Yelena shrugs. "Just saying. People leave. It happens."
"No way," Walker shakes his head firmly. "There has to be more to the story."
"Then let's find out," Yelena says, sitting up straighter.
"How?" Bob asks.
"We're living in a building with top-secret clearance, surrounded by classified tech, with a bunch of access codes Bucky thinks we don't know about." Yelena raises an eyebrow. "Plus, Sam Wilson is still here. We could just ask him."
"Ask who what?" Bucky's voice comes from the doorway.
Five heads whip around simultaneously, expressions ranging from guilty to terrified. Bucky fixes his gaze briefly on Yelena’s innocent expression, but says nothing about the conversation they both know she overheard.
"Nothing!" Walker says too quickly.
"About dinner!" Ava blurts at the same time.
"If you single," Alexei adds with absolutely zero subtlety.
Bob just stares at his hands, cheeks flaming red.
Yelena meets Bucky's gaze head-on. "We were just debating what kind of food to order.
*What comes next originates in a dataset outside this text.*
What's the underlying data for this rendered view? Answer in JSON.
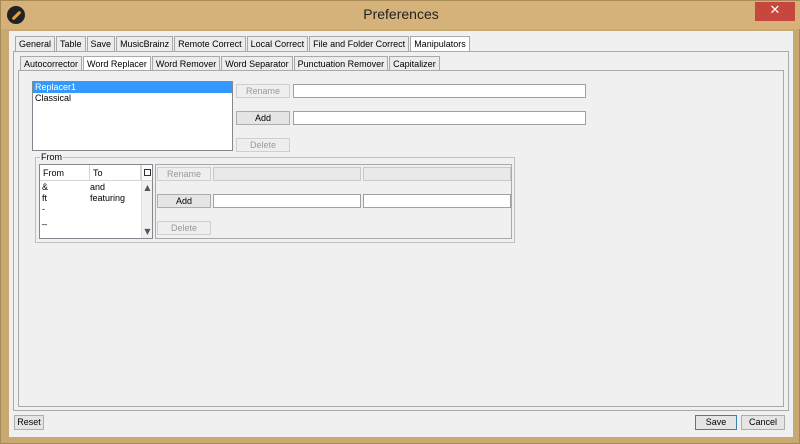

Any preferences?"
Bucky looks from one guilty face to another, clearly not buying it and surprisingly unwilling to push the matter. Okay, so maybe Yelena feels a tiny bit guilty. "Uh-huh. Well, don't order anything for me. Wilson and I are heading out."
"Oh? Hot date?" Ava asks with forced casualness.
Bucky's eyes narrow. "Congress stuff."
“Wow. Vague.” Yelena mutters as he makes his retreat.
No one else dares breathe until he disappears back down the hallway.
"That," Walker whispers, "was close."
"Too close," Bob agrees, still staring at his hands.
"So," Yelena looks around at her teammates, a slow smile spreading across her face. "Who's wants to find Steve Rogers?"